The lawyer from Cornville did not say a bid for the GOP gubernatorial nomination was a certainty, but stopped just short.
“My present intention is to announce on Tuesday,” said Mills, who at times has been a swing vote in the Legislature and who earlier this year helped lead a people’s veto petition drive that prompted lawmakers to drop a controversial borrowing plan and rewrite the pending state budget.
On Friday, Mills also began to circulate what he called “a 12 step program toward accountable government,” offering analysis and recommending action in areas ranging from human services and education to taxes, public pensions and debt.
“Maine deserves a government as good as the one we pay for – not the best government money can buy but the best we can afford within our resources,” Mills’ “What Maine Must Do” declared.
“To succeed, we must confront our weaknesses with greater candor and exploit our strengths with greater insight. Because ours is a small polity without extreme partisan distinctions, we can be nimble; we can be quick; and we can leap over these candlesticks,” Mills’ statement said.
Former Senate President Richard Bennett of Oxford, meanwhile, said he too may enter the Republican race. He said he expects to make an announcement in a month or so.
Unlike former U.S. Rep. David Emery, who said Thursday he was scrapping consideration of a gubernatorial campaign because 2002 Republican nominee Peter Cianchette had decided to make another try for the Blaine House, Bennett said he felt that the “more candidates, the better.”
Added Bennett: “What’s motivating me to think about this is the real feeling that Maine needs a dialogue about our collective future.

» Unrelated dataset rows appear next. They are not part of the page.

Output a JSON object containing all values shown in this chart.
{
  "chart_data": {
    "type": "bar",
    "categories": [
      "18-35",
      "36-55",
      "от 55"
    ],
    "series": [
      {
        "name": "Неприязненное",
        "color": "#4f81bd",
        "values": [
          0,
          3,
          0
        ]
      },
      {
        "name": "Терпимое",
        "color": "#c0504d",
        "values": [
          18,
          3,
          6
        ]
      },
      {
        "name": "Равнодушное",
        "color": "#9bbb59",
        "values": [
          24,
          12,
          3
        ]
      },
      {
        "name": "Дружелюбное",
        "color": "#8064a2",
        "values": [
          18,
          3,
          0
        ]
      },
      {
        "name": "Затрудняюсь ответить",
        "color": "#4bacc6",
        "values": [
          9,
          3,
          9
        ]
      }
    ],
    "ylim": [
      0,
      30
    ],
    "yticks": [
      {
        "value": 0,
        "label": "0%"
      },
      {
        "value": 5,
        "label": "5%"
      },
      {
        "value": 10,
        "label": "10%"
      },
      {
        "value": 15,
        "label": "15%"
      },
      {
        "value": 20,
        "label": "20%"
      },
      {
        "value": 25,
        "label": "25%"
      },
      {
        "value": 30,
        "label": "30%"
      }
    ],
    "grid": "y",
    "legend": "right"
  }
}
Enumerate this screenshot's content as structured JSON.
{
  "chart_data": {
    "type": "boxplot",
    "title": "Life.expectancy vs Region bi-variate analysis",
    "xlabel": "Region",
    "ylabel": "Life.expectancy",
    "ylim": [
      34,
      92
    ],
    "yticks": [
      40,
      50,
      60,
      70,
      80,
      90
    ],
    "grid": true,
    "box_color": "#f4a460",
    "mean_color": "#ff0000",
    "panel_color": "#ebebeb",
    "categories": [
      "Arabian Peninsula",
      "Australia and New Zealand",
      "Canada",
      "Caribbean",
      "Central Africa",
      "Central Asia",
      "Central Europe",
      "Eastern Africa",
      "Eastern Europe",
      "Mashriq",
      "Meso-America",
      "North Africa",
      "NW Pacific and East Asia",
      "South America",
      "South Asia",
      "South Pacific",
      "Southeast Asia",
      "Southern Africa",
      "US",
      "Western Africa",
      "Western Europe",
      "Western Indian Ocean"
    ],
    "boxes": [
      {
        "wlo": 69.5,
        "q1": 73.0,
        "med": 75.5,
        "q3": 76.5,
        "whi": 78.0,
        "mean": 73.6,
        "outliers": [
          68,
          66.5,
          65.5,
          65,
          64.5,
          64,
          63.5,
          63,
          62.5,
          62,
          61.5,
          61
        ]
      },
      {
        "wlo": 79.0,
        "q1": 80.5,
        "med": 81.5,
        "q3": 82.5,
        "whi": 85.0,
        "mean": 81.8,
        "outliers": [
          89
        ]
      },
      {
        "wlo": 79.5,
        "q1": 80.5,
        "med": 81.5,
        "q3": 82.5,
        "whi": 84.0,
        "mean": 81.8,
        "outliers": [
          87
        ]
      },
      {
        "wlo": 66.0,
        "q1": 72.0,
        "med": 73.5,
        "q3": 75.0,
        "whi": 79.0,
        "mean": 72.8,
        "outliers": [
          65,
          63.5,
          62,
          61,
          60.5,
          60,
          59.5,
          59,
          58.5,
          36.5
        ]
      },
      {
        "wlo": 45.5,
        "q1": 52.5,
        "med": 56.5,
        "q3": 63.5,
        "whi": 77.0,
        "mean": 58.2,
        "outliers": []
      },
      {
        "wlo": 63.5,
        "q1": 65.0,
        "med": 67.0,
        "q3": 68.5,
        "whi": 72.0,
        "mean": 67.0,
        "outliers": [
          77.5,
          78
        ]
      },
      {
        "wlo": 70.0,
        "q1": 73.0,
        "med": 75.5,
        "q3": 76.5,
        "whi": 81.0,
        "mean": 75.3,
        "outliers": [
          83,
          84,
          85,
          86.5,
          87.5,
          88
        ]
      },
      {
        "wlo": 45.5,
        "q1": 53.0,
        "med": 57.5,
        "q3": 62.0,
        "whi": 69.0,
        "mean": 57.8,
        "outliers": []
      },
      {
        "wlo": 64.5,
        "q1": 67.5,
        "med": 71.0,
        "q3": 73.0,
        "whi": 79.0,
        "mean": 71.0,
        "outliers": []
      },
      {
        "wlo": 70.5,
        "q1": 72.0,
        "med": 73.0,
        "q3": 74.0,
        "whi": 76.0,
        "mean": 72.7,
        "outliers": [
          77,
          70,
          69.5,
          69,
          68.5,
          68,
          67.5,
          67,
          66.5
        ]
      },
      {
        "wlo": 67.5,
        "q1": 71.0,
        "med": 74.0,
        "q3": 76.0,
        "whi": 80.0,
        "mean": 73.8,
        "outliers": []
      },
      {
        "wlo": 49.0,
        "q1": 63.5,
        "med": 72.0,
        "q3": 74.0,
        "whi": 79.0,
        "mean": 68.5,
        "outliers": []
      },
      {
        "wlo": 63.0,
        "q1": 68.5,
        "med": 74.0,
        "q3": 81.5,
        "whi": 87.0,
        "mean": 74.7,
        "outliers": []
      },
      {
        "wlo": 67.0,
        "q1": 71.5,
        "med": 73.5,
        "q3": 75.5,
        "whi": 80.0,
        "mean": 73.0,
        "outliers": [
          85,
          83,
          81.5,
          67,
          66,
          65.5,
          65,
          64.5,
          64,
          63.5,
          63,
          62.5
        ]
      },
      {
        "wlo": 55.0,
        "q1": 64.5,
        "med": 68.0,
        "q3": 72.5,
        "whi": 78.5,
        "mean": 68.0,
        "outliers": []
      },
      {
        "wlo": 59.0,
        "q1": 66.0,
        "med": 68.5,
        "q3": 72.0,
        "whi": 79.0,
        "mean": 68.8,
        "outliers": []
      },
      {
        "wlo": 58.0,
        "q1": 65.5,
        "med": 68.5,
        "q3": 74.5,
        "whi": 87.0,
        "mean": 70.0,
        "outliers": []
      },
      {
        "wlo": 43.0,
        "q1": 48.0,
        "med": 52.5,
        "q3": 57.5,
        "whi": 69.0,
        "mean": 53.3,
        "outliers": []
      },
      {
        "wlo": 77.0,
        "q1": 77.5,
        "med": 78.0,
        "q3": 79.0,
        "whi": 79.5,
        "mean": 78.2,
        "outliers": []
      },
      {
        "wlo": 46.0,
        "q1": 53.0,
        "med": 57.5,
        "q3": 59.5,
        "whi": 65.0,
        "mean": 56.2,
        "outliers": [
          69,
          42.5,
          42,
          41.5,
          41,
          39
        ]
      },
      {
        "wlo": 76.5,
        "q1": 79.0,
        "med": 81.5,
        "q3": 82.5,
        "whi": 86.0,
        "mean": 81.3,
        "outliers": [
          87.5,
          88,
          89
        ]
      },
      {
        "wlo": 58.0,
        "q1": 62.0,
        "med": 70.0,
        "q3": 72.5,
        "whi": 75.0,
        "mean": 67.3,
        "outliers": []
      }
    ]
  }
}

A gubernatorial election is a unique opportunity to do that.”
Bennett said he worried about the state’s future.
“It’s a different Maine than what we grew up in. People are anxious and we need to have a dialogue about our future,” Bennett said.
On Thursday, Cianchette said he would enter the race, saying “our state is on the wrong track.” On Friday, Cianchette visited the State House, meeting with Republican lawmakers.
The Democratic incumbent, John Baldacci, has said he will seek a second term.
Mills is serving his fifth term in the Senate, following one two-year stint in the House of Representatives. Bennett, who works in private business, previously served four terms in the state Senate and two terms in the House.
Maine’s last Republican governor was John McKernan, who won election to serve as chief executive in 1986 and 1990.
In June 2002, Cianchette, a former lawmaker from South Portland, defeated James Libby of Buxton, also a former legislator, for the Republican nomination for governor before finishing second to Baldacci in a four-way general election.
In 1998, the year of independent Angus King’s re-election, James Longley Jr. won a three-way GOP primary. Four years earlier, now-U.S. Sen. Susan Collins emerged as the victor of an eight-way Republican battle for the party nomination but ended up as an also-ran behind King in November.